4 Ways to Resolve a Conflict
There are four viable options to resolve any kind of conflict, including a values conflict:
- Ignore it. Sometimes a conflict is so small, it’s almost irrelevant. Any attempt to address it is like making a mountain out of a molehill. In such cases, the best solution is to just ignore it. For example, a shipment arrives 20 minutes later than you promised, but no one seems concerned or makes any fuss about it. Just ignore it.
- Address it. Oft times conflicts can be resolved by simply addressing them directly. In an organization, a values conflict might arise if decisions are made or actions taken that result in compromising a stated value. Having a meaningful and respectful discussion with others impacted may be the simplest way to resolve it. For example: sincerely apologizing for missing a promised delivery date, explaining the steps taken to fix the situation, and the plan to prevent it from happening again.
- Negotiate around it. Sometimes a conflict is more complicated than we initially thought or involves more parties than originally considered. Ideally this is a healthy conflict where you’re just following the process to find the best solution to resolve a gnarly problem, even if the discussion with others is heated at times. What matters most is to stay focused on the problem, not the people involved. For example, the inclusion of a new product feature requested by customers requires sacrificing the long-standing values of simplicity and ease-of-use, that have differentiated the company for years. Should this particular customer request be ignored? Or is it time for the company to shift the priority of differentiating values? There are no easy answers here. It requires the involvement of all stakeholders. But working together, creative solutions can be uncovered that open up new possibilities.
- Mediate through it. There are times a conflict turns out to be quite serious and requires more drastic action. Sometimes there are significant financial implications. Other times it may be bruised egos getting in the way (including our own). Resolving such conflict requires a strong mediator: to listen well, ask thoughtful questions, be able to influence others to compromise, and find the best solution that works for everyone. For example, poor quality output, missed deadlines, low morale, and unhappy customers are a clear indication there are bigger issues at stake. Someone external clearly needs to be brought in to identify the real issues and push for real change.

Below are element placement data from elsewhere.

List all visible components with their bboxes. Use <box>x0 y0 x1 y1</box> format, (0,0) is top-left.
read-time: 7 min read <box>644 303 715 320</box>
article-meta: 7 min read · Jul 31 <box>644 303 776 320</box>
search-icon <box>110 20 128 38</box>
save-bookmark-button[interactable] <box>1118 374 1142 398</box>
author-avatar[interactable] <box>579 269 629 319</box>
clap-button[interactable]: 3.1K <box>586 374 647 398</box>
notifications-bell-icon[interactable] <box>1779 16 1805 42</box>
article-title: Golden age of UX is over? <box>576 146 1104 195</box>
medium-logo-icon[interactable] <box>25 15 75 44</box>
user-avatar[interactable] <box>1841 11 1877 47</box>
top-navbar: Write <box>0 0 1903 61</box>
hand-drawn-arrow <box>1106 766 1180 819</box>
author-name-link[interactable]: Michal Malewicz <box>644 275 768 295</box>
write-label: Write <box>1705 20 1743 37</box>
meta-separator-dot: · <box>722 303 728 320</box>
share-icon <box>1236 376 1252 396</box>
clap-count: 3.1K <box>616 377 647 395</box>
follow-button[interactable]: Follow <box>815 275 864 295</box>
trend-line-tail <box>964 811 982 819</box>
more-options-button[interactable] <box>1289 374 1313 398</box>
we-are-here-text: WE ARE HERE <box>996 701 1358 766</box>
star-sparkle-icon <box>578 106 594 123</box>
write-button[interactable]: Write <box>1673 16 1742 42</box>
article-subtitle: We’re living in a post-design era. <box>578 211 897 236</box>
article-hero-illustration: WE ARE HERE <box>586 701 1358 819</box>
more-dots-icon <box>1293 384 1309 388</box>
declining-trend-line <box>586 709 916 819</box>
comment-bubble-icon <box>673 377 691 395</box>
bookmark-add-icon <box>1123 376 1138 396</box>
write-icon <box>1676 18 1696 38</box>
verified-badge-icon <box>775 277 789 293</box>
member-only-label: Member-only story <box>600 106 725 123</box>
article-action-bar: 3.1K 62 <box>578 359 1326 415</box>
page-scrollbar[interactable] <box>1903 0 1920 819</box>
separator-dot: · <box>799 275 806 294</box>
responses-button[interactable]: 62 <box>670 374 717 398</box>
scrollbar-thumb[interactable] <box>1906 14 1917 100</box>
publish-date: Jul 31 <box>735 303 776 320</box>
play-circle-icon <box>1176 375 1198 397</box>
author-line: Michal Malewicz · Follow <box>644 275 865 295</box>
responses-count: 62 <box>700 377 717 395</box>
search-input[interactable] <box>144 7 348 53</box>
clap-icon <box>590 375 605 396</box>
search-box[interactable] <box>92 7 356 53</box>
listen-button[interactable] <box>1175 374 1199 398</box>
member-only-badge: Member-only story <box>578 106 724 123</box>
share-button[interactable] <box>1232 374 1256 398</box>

There are also two other popular ways to deal with conflict, neither of which is useful or effective.
- Deny it. The fear of conflict causes many people to avoid dealing with it – ever. Instead they hope if they continue denying it, it will eventually just go away. Unfortunately, this behavior tends to make things worse, allowing it to become a bigger problem than it was originally.
- Fight it. The other side of fear of conflict is the idea if you attack it you can kill it. But conflict can’t be simply stamped out (that’s called bullying). Even when we think a conflict is dead, issues remain, waiting to be addressed.
What about a values conflict between your personal values and your company’s values? This is a serious and important issue that can’t be addressed in this article (without making it into a book!). However, the short answer is to ask yourself this question: “Am I in an environment that provides me the opportunity to do my best work, or do I need to plan for a change?”
Bottom line: There are both healthy and unhealthy conflicts. Well-defined core values are a useful tool for employees to work through healthy conflicts. Regardless of the type of conflict, there are effective ways to resolve them.
What are other effective ways to resolve conflict?